Innovation units aim to improve patient care inside and outside the hospital

Members of the innovation units steering committee are overseeing efforts to redesign care to ensure patients receive coordinated, safe, high-quality and high-value care and treatment in the hospital and community.

Yale New Haven Hospital is launching six "innovation units" that will not only target care and treatment for their specific patient populations, but will work to improve patients' overall quality outcomes before, during and after their hospital stays.

The first group of innovation units includes the Musculoskeletal Center Unit (Verdi 4 North) and Surgical Intensive Care Unit at the Saint Raphael Campus, general medicine units (EP 9-7 and 4-7) at the York Street Campus and Medical Intensive Care Units at both campuses. Additional innovation units will be rolled out by the end of this fiscal year in September across other service lines.

On these units, advanced practice, master's-prepared providers such as APRNs or clinical nurse leaders will lead teams of physicians, nurses and staff from Pharmacy, Social Work, Care Management, Psychiatry and other disciplines at the unit level. Each team will implement practices that target care and outcomes to their unit's specific patient population. The teams will also develop protocols and/or monitor existing pathways to pinpoint and prevent medical or surgical complications that could affect patient safety and outcomes.

"The main goals of the innovation units are to improve the quality, safety and value of care," said Diane Vorio, RN, vice president, Patient Services, and associate chief nursing officer. "Specifically, they'll be working to eliminate unnecessary lengths of stay, optimize the use of resources and reduce hospital-acquired conditions and hospital readmissions."
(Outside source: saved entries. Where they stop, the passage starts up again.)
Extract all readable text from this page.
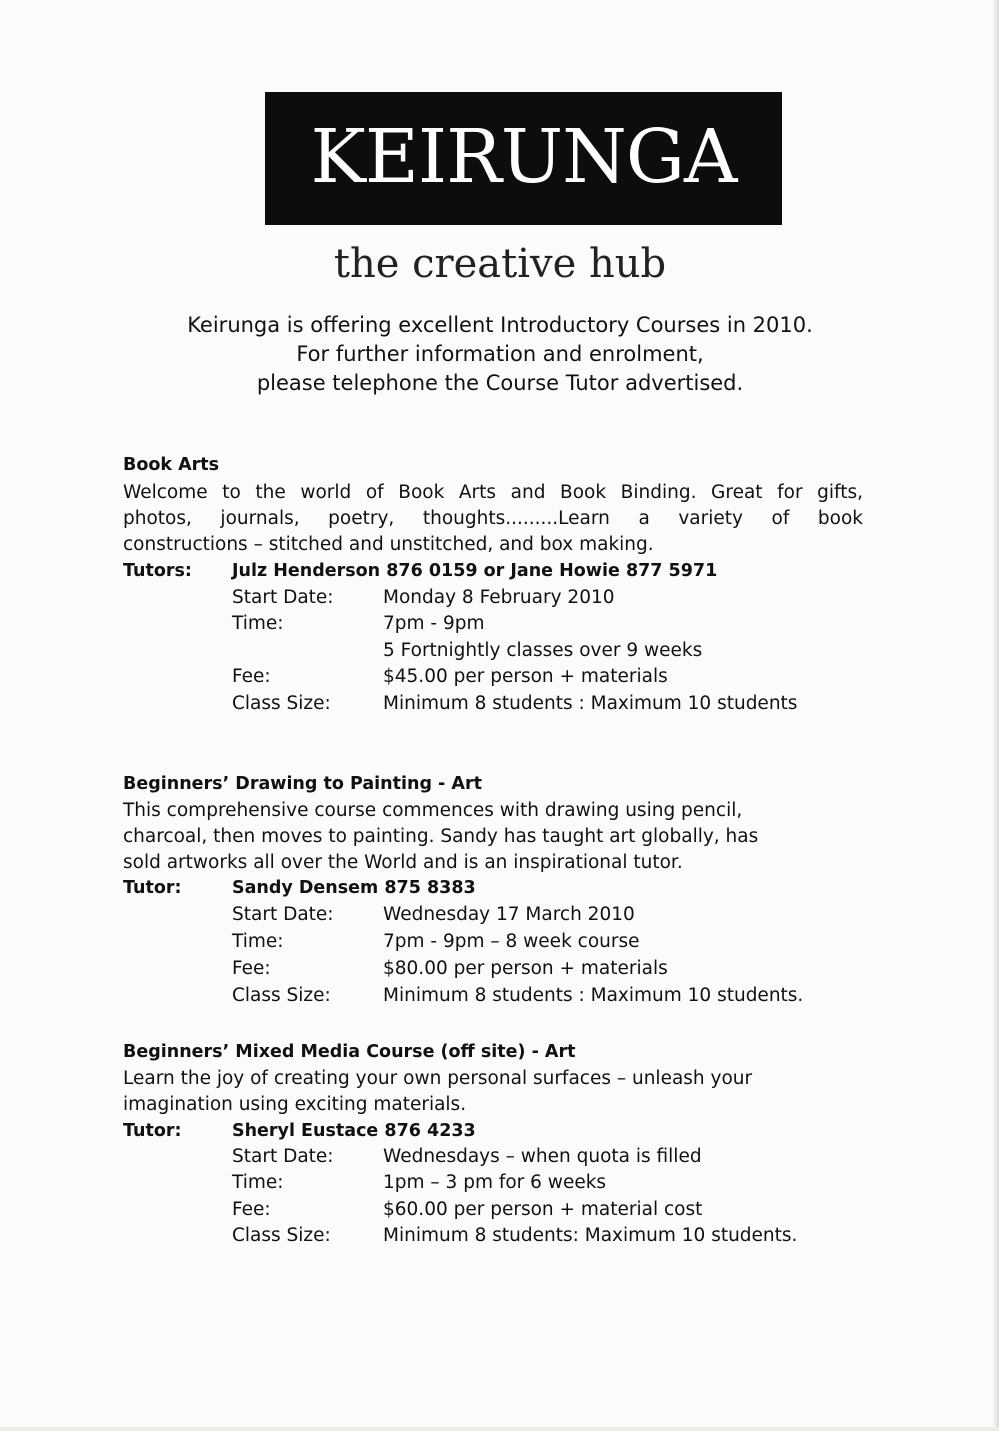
KEIRUNGA
the creative hub
Keirunga is offering excellent Introductory Courses in 2010.
For further information and enrolment,
please telephone the Course Tutor advertised.
Book Arts
Welcome to the world of Book Arts and Book Binding. Great for gifts,
photos, journals, poetry, thoughts.........Learn a variety of book
constructions – stitched and unstitched, and box making.
Tutors: Julz Henderson 876 0159 or Jane Howie 877 5971
Start Date:	Monday 8 February 2010
Time:	7pm - 9pm
5 Fortnightly classes over 9 weeks
Fee:	$45.00 per person + materials
Class Size:	Minimum 8 students : Maximum 10 students
Beginners’ Drawing to Painting - Art
This comprehensive course commences with drawing using pencil,
charcoal, then moves to painting. Sandy has taught art globally, has
sold artworks all over the World and is an inspirational tutor.
Tutor:	Sandy Densem 875 8383
Start Date:	Wednesday 17 March 2010
Time:	7pm - 9pm – 8 week course
Fee:	$80.00 per person + materials
Class Size:	Minimum 8 students : Maximum 10 students.
Beginners’ Mixed Media Course (off site) - Art
Learn the joy of creating your own personal surfaces – unleash your
imagination using exciting materials.
Tutor:	Sheryl Eustace 876 4233
Start Date:	Wednesdays – when quota is filled
Time:	1pm – 3 pm for 6 weeks
Fee:	$60.00 per person + material cost
Class Size:	Minimum 8 students: Maximum 10 students.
For example, medical intensive care innovation units will explore the best ways to keep patients on ventilators mobile to maintain their strength and function. They will also implement protocols for weaning patients off ventilators and pathways to reduce incidents of sepsis.

As part of clinical redesign, the practices, procedures and protocols innovation units develop will be standardized for similar units throughout the hospital, to ensure that any unit caring for the same type of patient is using best practices proven to yield optimal patient outcomes, said Kathleen Kenyon, RN, director of Nursing, General Medicine and Geriatric Services.

In addition to focusing on patients' care in the hospital, the innovation unit teams will move toward population health management — ensuring that patients are receiving the care they need in the community to promote health and reduce hospital readmissions, ensuring a seamless handoff to the right providers.

One example of an existing innovation unit is the Sickle Cell/General Medicine unit, which has implemented a number of procedures and protocols for the care of sickle cell patients. These include standardized order sets for tests, procedures and medications, patient-controlled pain medication and more frequent outpatient appointments to catch risk issues early, treat patients and prevent readmissions. APRNs care for sickle cell patients across the continuum, inside and outside the hospital. The care team also includes Social Work and Psychiatry staff, who help patients deal with other aspects of their chronic illness. As a result of the changes, the unit has reduced patients' length of stay, readmission rates and emergency department visits, and lowered costs.

"The innovation units provide a tremendous opportunity to redesign care by promoting prevention, quality, safety and care coordination strategies that extend beyond the four walls of the hospital," Kenyon said. "The patients and their families are central to this value-based care team model."